Kepala Seksi Pelayanan Sertifikasi Elektronik dari Balai Sertifikasi Elektronik (BSrE) Badan Siber dan Sandi Negara (BSSN) sekaligus sebagai narasumber, Sandhi Prasetyawan, memaparkan mekanisme penggunaan Sertifikat Elektronik dan Tanda Tangan Elektronik (Digital Signature) secara umum dalam sistem elektronik.
“Sejak berlakunya Undang-Undang Nomor 11 Tahun 2008, tanda tangan elektronik atau tanda tangan digital mulai dikenal. Berdasarkan Peraturan Pemerintah Nomor 82 Tahun 2012 sebagaimana diperbarui dengan Peraturan Pemerintah Nomor 71 Tahun 2019, diatur tanda tangan elektronik terdiri dari dua jenis, yaitu tanda tangan tersertifikasi dan tanda tangan yang tidak tersertifikasi,” ungkap Sandhi.
Menurutnya, tanda tangan yang tidak tersertifikasi antara lain scan tanda tangan, QRCode, dan Barcode, sedangkan tanda tangan yang tersertifikasi ialah tanda tangan yang menggunakan mekanisme kriptografi atau persandian, dan diterbitkan oleh BSSN dalam suatu sertifikat elektronik.
Tanda tangan yang tersertifikasi inilah yang memenuhi syarat tanda tangan digital yang sah berdasarkan undang-undang. Namun demikian, Barcode dan QRCode boleh tetap digunakan sebagai teknologi tambahan guna perlindungan fisik dokumen saat printout.

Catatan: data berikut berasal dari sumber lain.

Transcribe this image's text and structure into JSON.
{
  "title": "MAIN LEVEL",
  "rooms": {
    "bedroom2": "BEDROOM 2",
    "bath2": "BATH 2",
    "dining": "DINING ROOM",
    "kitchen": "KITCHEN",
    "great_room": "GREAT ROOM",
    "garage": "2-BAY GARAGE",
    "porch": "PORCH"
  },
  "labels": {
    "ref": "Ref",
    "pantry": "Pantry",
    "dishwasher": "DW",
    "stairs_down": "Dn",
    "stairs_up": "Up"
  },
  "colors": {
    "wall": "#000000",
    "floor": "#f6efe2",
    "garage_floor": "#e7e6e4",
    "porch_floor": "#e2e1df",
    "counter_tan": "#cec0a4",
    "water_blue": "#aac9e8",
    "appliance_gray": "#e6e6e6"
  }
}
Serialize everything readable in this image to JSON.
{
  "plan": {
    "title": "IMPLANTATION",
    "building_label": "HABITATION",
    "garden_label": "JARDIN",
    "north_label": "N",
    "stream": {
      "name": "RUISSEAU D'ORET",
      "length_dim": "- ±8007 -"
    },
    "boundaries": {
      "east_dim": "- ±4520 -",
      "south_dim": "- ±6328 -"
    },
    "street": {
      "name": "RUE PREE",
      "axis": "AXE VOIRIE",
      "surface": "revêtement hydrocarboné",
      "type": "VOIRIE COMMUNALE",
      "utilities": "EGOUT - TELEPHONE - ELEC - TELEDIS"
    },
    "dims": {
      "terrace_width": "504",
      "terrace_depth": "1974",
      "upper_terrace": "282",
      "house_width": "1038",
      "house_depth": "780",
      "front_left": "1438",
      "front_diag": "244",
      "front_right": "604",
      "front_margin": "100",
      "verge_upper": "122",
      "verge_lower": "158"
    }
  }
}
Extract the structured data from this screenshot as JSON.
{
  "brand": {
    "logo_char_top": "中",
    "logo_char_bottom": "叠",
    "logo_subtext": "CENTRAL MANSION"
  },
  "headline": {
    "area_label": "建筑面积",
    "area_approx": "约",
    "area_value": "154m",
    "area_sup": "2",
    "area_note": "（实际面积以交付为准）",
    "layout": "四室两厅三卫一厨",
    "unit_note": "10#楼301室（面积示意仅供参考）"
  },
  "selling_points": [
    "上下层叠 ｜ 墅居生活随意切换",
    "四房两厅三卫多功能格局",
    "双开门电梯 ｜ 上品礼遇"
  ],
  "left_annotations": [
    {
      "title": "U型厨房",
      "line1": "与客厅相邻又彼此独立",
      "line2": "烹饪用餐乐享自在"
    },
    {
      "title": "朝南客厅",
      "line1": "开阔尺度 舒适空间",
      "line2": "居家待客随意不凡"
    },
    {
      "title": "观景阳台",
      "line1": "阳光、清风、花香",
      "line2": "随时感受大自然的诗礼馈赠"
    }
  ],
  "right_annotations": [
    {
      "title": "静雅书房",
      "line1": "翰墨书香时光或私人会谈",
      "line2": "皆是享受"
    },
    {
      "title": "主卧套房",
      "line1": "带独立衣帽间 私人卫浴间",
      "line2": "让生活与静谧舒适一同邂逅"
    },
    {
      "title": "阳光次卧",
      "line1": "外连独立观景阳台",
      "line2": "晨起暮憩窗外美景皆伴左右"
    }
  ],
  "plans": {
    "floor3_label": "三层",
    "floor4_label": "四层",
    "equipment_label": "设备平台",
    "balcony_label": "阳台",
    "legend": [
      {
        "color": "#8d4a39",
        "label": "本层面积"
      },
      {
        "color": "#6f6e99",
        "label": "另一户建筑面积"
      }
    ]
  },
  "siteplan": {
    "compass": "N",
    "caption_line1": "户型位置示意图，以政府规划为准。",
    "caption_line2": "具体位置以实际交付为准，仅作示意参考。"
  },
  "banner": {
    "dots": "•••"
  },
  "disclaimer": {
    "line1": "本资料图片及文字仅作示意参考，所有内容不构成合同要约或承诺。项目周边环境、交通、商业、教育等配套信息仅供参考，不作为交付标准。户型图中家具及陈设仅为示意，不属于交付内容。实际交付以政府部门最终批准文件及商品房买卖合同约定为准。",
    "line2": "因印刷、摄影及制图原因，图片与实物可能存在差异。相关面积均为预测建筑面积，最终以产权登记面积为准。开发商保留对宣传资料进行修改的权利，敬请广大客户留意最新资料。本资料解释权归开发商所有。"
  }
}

Hingga saat ini, sebanyak 126.821 tanda tangan elektronik telah diterbitkan oleh BSrE, dan lebih dari 556 sistem yang terintegrasi dengan sistem BSrE.
Ada beberapa isu pada aspek keamanan yang sering terjadi pada dokumen elektronik, antara lain tanda tangan elektronik sangat rentan terhadap modifikasi, sulit membedakan dokumen asli dengan palsu (secara visual), kepemilikan dokumen elektronik dan waktu pembuatan dokumen dapat diubah.
“Secara hukum, tanda tangan yang dilakukan secara elektronik (tersertifikasi) memiliki dampak yang sama sebagaimana halnya tanda tangan konvensional. Sebab dilihat dari aspek identitas, tanda tangan elektronik dapat dibuktikan identitas penandatangannya. Dilihat dari aspek keamanan, dokumen yang sudah ditandatangani secara elektronik akan terlindungi kontennya,” lanjutnya.
Pada setiap tanda tangan elektronik, terdapat informasi seperti, Identitas penandatangan (ID Digital) berdasarkan KTP elektronik, saat penandatanganan dokumen, dengan menggunakan waktu yang terpusat pada BSSN, serta nilai tanda tangan berupa kode matematis yang unik, secara sistem dengan menggunakan algoritma fungsi hash.
Dengan kemajuan teknologi yang ada saat ini, keaslian suatu tanda tangan elektronik pada suatu dokumen dapat diverifikasi dengan mudah.
Pada masing-masing tanda tangan elektronik yang diterbitkan, akan diberikan masing-masing sertifikat elektronik. Sertifikat elektronik adalah file berukuran kecil (paling besar 6 KB) berisikan ID digital dengan ekstensi file berupa .p12, .pem, .crt, ataupun .pll. File sertifikat elektronik ini dapat disimpan di berbagai perangkat elektronik (laptop/handphone) ataupun disisipkan pada sistem yang ada.